Simply, identity is how you view yourself as a person. Previously, I discussed the importance of focus, facts, and questions to become healthier. Each of these is intertwined with the concept of your identity. Do you view yourself as healthy? Fit? Smart? Good?

What you focus on, you become. Want to change who you are, change your focus. Don’t believe me?  Do you have a minute? For the next fifteen seconds look at everything around you that is brown. Be sure you look closely at EVERYTHING that is brown.  After you have done that, close your eyes and in the next 30 seconds identify everything around you that is green. How did you do? If you are like most, you missed much of the green. This happened because your focus was on the brown. After you opened your eyes, you probably saw a lot of green. You are who you say and believe you are – so focus on who want to be.

In a previous post, I mentioned the power of identity-based habits.  Prior to creating identity-based habits, you must have a clear identity to build the habits around. I will share personal stories about my identity. Additionally, I will share how failure to understand my identity, created challenges. 


A couple of things to consider before next time and an exercise. First, you choose your own identity. Second, your identity directs many of the outcomes in your life. Third, and this is the best part, you can change your identity and therefore many of the outcomes in your life.
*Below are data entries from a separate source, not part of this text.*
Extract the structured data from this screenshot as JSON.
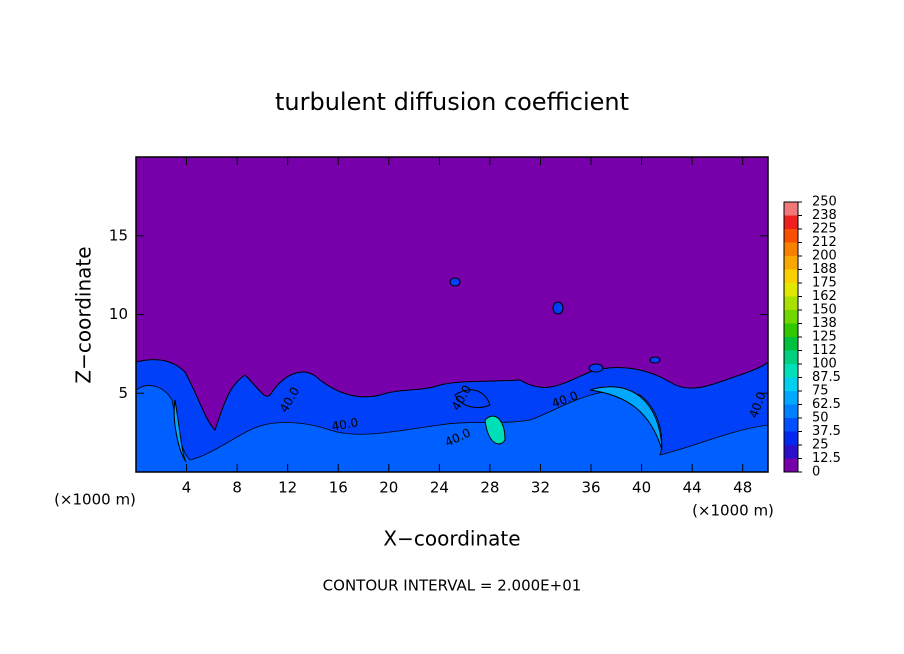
{
  "chart_data": {
    "type": "contour",
    "title": "turbulent diffusion coefficient",
    "xlabel": "X−coordinate",
    "ylabel": "Z−coordinate",
    "x_unit_left": "(×1000 m)",
    "x_unit_right": "(×1000 m)",
    "footer": "CONTOUR INTERVAL = 2.000E+01",
    "xlim": [
      0,
      50
    ],
    "xticks": [
      4,
      8,
      12,
      16,
      20,
      24,
      28,
      32,
      36,
      40,
      44,
      48
    ],
    "ylim": [
      0,
      20
    ],
    "yticks": [
      5,
      10,
      15
    ],
    "colorbar": {
      "lim": [
        0,
        250
      ],
      "ticks": [
        0,
        12.5,
        25,
        37.5,
        50,
        62.5,
        75,
        87.5,
        100,
        {
          "value": 112.5,
          "label": "112"
        },
        125,
        {
          "value": 137.5,
          "label": "138"
        },
        150,
        {
          "value": 162.5,
          "label": "162"
        },
        175,
        {
          "value": 187.5,
          "label": "188"
        },
        200,
        {
          "value": 212.5,
          "label": "212"
        },
        225,
        {
          "value": 237.5,
          "label": "238"
        },
        250
      ],
      "colors": [
        "#7800aa",
        "#2a10c8",
        "#0028f0",
        "#0050ff",
        "#0080ff",
        "#00a8ff",
        "#00d0f0",
        "#00e0b8",
        "#00d080",
        "#00c040",
        "#30c800",
        "#70d800",
        "#a8e000",
        "#e0e800",
        "#f8d000",
        "#f8a800",
        "#f88000",
        "#f85000",
        "#f02020",
        "#f07878"
      ]
    },
    "contour_labels": [
      "40.0",
      "40.0",
      "40.0",
      "40.0",
      "40.0",
      "40.0"
    ]
  }
}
Want to start now? First, decide what you want to be. When I looked at that picture in November 2020, I decided I didn’t want to be that person anymore. I wanted to be healthier. I want to be a person who lost weight. I wanted to be better. The second step is to take action on that decision. After you decide, take one action that moves you toward being the person you wish to become.

What questions are you asking?

One of my good friends is a philosopher. He doesn’t wear tweed, smoke a pipe, or work at Harvard. He is curious and inquisitive about many topics. Most conversations with him involve many questions. Often, he answers questions with a question. While this can be annoying, it forces one to think deeper. The questioning requires you to ask better questions.

If the answers are within, asking good questions yields good answers. Likewise, asking poor questions yields poor answers. For instance, if I ask “Why can’t I lose weight?” Neither the answer nor the question empower one to lose weight. But what if you ask “Why do I want lose weight?” My answer is to be healthy and happy. What if I ask another question? “Why do I want to be healthy and happy?” What if I kept asking questions based on my answers. When I did this, I ended with a powerful why and it lead me to how.

The better the question the better the answer. The more questions you ask, the better you get and asking questions. But I’m going to warn you, this process is challenging. It is frustrating. It’s easy to give up. However, if you keep at it, you will find the answers.

Further, if you can combine questions with identity-based habits, you are on your way to achieving what you want. Identity-based habits are discussed more fully by James Clear in his book Atomic Habits. You can learn more here.

“Improvements are only temporary until they become part of who you are. The goal is not to read a book, the goal is to become a reader. The goal is not to run a marathon, the goal is to become a runner. The goal is not to learn an instrument, the goal is to become a musician.” –

-Atomic Habits: An Easy & Proven Way to Build Good Habits & Break Bad Ones by James Clear

Start today by asking better questions. What kind of person do you wish to become and why do you want to become that person? Once you answer those questions, spend the rest of the day living like the person you want to become.